Payments, specifically faster payments, have taken over the news cycle in fintech this summer.
Last week saw two core vendors in the U.S. take a step farther into payments, with the completion of the Fiserv-First Data and FIS-Worldpay deals. This week has already seen the Federal Reserve’s announcement Monday about its faster payments initiative, Mastercard’s largest-ever acquisition, and a massive capital raise by the payments firm Klarna, now Europe’s most valuable fintech company.
The Fed’s announcement raised hackles among the larger banks, who view the Fed’s eventual solution — ironically called FedNow but not available until 2023 at the earliest — as competition to their network with The Clearing House. Smaller banks viewed the situation more favorably, perhaps recalling the pricing pain they’ve experienced with Zelle, a rare banking product that transcends a single brand and is marketed direct to consumers.
The banks and TCH argue that the Fed initiative will stall adoption of realtime payments, meaning their service, because the smaller banks will hold back and wait for the Fed’s presumably friendlier pricing and therefore deny realtime payments to their customers. The Clearing House is certainly sensitive to pricing issues, noting in a statement released the same day as the Fed news, “TCH remains dedicated to the RTP network’s equitable flat pricing model that is the same for all participants where there are no volume discounts, volume commitments, or monthly minimums. Unlike existing payments networks, such as ACH, the RTP network does not have operator fees for receiving payments and it provides incentives for retail banks whose customers respond to requests for payment.”
There were more payments superlatives still to come after the Fed announcement and TCH pushback. Mastercard announced this week it had bought a unit of the Danish payments player Nets. The $3.2 billion deal marks the largest acquisition in Mastercard’s history and will hurt profits for two years, the company said.

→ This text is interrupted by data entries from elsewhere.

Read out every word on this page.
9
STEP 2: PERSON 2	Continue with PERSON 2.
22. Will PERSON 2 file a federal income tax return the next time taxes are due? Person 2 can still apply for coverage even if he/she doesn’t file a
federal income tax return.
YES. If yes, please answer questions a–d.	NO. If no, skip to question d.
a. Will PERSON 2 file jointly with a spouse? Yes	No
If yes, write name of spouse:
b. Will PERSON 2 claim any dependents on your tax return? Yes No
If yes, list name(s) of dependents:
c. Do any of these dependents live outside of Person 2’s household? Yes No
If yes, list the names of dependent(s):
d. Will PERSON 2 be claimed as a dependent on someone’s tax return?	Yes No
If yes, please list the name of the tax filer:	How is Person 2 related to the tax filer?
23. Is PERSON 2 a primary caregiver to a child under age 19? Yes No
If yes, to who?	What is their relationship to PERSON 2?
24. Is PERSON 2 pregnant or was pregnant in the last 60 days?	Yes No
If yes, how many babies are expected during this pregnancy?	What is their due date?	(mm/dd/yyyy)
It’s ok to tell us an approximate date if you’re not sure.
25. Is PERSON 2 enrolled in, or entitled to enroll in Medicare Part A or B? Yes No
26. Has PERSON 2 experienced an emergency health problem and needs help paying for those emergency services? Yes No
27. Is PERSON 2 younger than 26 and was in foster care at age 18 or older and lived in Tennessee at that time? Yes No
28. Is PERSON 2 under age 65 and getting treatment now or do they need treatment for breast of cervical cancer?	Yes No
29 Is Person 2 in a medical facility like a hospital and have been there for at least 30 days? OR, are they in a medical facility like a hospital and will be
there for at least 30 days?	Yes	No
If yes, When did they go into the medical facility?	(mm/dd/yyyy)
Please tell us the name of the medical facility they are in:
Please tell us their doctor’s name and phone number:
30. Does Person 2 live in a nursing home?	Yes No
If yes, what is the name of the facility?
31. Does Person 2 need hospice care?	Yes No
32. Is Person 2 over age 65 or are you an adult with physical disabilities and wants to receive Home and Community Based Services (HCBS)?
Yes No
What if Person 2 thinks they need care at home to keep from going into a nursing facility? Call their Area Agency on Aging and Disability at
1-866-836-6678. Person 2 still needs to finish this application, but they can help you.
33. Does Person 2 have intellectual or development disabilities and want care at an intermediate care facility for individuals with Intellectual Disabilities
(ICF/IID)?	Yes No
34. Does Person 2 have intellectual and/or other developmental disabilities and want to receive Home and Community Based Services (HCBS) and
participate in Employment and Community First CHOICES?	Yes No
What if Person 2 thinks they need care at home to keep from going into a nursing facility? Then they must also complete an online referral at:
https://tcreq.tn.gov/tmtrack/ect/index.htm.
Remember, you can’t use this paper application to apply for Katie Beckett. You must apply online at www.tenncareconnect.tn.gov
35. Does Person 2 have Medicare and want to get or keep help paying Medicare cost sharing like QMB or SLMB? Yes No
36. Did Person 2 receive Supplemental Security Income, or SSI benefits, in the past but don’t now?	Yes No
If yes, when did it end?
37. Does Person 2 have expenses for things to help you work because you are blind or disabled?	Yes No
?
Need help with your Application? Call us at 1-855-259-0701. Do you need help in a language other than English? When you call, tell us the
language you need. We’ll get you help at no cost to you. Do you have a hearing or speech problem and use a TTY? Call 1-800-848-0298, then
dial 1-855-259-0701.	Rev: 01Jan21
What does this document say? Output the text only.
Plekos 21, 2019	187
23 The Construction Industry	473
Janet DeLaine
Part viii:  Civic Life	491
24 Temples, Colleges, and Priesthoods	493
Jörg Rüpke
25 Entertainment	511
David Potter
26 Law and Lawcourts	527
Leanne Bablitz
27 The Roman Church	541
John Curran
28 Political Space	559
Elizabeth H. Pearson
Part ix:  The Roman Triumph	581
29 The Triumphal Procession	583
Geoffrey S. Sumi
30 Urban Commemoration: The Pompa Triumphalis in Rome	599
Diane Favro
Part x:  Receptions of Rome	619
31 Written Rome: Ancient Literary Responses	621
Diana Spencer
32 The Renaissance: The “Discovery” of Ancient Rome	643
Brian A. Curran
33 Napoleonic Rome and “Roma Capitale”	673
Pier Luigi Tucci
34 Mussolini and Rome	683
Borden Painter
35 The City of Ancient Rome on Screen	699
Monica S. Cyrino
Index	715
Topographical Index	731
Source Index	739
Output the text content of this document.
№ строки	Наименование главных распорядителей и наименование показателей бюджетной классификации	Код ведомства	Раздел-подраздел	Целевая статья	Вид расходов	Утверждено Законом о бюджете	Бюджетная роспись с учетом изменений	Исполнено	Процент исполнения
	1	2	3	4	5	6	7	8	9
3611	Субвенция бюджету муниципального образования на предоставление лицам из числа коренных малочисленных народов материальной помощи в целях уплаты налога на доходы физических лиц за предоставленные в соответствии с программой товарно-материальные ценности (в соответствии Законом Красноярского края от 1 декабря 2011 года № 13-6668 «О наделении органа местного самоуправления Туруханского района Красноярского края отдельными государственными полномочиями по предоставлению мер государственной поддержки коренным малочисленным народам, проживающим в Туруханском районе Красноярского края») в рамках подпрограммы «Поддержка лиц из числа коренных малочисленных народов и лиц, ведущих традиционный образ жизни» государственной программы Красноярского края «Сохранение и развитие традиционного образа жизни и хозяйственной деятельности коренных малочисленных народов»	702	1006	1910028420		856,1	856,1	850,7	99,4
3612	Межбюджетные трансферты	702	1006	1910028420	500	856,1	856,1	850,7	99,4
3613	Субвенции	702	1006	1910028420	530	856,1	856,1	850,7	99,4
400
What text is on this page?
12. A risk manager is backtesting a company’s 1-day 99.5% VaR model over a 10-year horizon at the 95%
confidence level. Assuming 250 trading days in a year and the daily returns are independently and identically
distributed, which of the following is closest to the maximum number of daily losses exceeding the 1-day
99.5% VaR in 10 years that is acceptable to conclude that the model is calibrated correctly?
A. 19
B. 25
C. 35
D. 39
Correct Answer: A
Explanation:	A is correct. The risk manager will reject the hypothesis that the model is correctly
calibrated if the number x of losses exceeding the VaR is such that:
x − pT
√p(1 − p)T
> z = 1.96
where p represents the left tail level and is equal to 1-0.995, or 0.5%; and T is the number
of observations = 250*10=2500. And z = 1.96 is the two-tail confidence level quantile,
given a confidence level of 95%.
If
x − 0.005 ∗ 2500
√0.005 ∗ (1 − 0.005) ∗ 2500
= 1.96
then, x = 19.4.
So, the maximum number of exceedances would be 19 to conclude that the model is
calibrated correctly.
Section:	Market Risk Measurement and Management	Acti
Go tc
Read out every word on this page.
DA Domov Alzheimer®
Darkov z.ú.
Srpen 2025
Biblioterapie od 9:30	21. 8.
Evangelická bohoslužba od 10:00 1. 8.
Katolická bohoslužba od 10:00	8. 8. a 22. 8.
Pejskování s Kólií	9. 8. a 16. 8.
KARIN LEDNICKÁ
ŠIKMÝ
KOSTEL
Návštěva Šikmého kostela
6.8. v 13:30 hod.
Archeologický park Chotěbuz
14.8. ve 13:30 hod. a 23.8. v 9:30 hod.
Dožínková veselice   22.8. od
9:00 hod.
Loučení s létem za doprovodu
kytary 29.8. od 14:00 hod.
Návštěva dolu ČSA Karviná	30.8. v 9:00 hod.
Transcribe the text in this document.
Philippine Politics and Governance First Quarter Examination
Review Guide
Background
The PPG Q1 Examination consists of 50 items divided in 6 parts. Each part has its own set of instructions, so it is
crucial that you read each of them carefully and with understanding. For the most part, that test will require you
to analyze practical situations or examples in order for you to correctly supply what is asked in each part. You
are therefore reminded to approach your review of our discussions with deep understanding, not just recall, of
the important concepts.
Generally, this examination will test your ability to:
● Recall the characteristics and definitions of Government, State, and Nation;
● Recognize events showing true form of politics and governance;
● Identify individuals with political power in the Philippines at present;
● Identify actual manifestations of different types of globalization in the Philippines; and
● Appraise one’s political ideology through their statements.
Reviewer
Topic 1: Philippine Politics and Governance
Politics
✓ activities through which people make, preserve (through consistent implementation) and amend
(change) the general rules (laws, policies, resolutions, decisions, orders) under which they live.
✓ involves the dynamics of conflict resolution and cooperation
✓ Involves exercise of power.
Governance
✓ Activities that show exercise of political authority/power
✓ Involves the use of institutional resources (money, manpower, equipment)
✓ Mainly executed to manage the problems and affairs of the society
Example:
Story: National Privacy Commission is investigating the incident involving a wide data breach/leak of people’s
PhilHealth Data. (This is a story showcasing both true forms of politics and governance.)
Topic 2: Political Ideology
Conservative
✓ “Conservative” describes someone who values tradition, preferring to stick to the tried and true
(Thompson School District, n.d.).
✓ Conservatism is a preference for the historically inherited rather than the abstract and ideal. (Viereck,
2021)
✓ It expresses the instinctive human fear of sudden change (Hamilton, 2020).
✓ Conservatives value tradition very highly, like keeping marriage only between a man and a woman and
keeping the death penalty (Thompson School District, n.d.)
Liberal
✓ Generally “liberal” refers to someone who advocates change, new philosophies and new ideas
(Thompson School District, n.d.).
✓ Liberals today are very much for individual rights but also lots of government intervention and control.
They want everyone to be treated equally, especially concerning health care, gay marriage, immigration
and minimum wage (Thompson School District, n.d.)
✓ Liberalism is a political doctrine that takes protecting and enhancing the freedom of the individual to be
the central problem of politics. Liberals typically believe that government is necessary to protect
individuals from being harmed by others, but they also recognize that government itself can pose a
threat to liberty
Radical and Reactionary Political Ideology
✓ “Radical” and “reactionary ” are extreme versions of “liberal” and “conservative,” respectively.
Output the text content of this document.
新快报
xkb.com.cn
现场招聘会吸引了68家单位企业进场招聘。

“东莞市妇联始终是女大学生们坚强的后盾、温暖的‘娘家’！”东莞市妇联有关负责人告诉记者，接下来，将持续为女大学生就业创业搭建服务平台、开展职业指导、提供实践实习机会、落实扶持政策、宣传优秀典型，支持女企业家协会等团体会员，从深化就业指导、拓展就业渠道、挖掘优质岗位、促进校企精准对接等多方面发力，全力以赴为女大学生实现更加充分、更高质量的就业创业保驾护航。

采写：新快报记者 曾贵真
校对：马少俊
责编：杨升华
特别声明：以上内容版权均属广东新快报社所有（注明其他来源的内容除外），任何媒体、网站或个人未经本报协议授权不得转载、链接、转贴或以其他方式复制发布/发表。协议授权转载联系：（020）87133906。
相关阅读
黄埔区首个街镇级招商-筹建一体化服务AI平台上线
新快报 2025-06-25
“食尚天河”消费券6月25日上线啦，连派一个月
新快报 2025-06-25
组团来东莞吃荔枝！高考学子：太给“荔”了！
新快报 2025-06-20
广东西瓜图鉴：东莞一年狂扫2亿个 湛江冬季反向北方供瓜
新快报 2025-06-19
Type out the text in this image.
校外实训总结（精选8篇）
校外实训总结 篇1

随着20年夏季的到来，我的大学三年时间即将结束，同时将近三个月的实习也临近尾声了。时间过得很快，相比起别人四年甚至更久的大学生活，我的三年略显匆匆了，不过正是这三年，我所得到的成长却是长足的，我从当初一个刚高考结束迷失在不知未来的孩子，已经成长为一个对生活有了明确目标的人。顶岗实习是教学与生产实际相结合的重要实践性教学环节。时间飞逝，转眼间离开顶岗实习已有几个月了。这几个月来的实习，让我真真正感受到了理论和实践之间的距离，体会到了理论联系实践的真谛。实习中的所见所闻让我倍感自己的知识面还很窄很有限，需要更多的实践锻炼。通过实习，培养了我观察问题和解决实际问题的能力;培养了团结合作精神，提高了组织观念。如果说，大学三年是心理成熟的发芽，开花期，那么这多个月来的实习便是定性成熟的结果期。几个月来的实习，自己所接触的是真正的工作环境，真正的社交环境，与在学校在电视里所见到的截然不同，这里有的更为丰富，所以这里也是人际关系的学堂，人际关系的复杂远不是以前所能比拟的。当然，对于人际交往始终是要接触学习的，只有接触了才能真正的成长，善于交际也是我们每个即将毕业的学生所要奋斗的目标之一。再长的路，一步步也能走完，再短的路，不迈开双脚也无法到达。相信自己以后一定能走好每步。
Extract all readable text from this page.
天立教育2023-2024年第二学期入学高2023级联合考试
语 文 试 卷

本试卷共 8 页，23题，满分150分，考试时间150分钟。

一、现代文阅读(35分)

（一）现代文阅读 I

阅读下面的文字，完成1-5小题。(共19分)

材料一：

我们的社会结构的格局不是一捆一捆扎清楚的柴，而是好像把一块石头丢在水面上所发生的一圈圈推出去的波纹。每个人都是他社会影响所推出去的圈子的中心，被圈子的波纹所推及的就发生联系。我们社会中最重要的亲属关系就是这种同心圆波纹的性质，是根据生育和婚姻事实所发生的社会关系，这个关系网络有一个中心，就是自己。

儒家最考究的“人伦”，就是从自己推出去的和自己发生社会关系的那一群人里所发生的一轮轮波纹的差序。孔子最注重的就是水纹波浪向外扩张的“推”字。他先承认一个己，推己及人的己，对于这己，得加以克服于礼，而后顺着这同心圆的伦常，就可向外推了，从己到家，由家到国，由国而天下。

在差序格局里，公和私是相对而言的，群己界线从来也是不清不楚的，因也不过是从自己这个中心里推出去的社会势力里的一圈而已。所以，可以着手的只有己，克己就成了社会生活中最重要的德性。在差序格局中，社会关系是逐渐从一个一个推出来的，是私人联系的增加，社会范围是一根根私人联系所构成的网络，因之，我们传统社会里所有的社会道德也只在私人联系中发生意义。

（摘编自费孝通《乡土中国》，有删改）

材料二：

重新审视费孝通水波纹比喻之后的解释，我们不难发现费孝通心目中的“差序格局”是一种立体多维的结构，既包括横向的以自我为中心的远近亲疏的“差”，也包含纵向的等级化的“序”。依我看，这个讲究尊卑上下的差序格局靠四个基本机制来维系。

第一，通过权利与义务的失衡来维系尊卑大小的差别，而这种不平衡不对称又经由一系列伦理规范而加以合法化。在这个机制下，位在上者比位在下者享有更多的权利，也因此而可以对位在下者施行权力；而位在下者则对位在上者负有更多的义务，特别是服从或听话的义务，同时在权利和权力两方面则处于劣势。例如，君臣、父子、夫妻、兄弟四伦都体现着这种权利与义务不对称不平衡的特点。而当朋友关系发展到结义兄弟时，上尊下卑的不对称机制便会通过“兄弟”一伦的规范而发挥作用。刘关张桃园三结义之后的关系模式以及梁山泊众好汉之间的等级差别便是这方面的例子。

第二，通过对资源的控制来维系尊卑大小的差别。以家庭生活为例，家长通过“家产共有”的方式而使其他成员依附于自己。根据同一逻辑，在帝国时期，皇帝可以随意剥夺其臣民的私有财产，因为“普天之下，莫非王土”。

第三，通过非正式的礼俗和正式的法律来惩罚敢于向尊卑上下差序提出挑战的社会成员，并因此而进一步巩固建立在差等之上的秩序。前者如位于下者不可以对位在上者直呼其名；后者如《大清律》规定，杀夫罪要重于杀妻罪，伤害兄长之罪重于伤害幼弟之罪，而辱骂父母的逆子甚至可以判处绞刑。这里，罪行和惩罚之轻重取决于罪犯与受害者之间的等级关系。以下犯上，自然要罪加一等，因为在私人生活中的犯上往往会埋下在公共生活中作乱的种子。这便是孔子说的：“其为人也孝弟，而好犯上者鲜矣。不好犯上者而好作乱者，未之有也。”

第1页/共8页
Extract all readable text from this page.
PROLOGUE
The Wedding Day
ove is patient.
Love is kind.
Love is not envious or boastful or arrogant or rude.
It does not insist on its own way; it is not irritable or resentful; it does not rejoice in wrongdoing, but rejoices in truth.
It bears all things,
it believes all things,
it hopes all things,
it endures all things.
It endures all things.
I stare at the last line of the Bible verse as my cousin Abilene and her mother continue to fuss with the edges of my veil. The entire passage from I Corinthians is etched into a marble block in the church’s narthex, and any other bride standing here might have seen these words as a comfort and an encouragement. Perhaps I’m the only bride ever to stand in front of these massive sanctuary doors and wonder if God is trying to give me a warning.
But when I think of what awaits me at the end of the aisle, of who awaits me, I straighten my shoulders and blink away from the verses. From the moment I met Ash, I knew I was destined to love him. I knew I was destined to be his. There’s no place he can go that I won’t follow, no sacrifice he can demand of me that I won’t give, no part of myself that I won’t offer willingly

Mastercard did not acquire the entire company. It only acquired the electronic-billing platform and clearing and instant-payment services of Nets. The move helps Mastercard expand beyond the world of debit and credit and into account-to-account payments.
Both Mastercard and Visa have been active in acquisitions in 2019. In June, Visa acquired the ticketing service Rambus and Verifi, a specialist in measuring risk in card-not-present transaction. In July, Visa acquired the German payments gateway Payworks. Mastercard has been even busier, acquiring five companies in 2019 — the remittance service Transfast, digital fraud prevention service Ethoca, consumer finance company Vyze, billing and payments company Transactis, and now a portion of Nets.
Before it was acquired by the private equity group Hellman and Friedman in 2017, Nets was Denmark’s largest issuer of debit cards. Another Scandinavian payments giant, Klarna, now Europe’s most valuable fintech at a $5.5 billion valuation, picked up another $460 million to fund expansion in the U.S., where it has so far seen little traction.
Klarna joins challenger banks and unicorns such as N26, Revolut, and Monzo in crossing the Atlantic to test the American market.
Lending startups have not seen the same success as those in payments of late. GreenSky, one of the elder statesmen in digital lending, went public 15 months back but its board is now mulling a sale after a disappointing quarter. GreenSky provides technology to allow lenders to extend credit to consumers for home improvement, healthcare, as well as other merchants.
GreenSky had a deal with Regions Bank that was terminated in May, foreshadowing the OnDeck-Chase breakup. It seems banks have learned how to mimic online lenders’ experience and speed, or realized they are simply not material to the bottom line.
While lenders themselves are not in favor with investors at the moment, companies providing the technology around streamlining lending processes have seen success. The mortgage tech firm Morty, which promises to make the mortgage process for first-time buyers less painful, raised an $8.5 million Series A round. Earlier this summer the mortgage tech company Blend raised $130 million and neared a $1 billion valuation.
With major banks such as Chase and Regions ending deals with startups, the fintech space must be getting nervous. It may be a good time for an enterprising FI to get a bargain on an arrangement with a willing fintech. What’s your major pain point? It’s time to consider whether there may be a startup working on just that problem.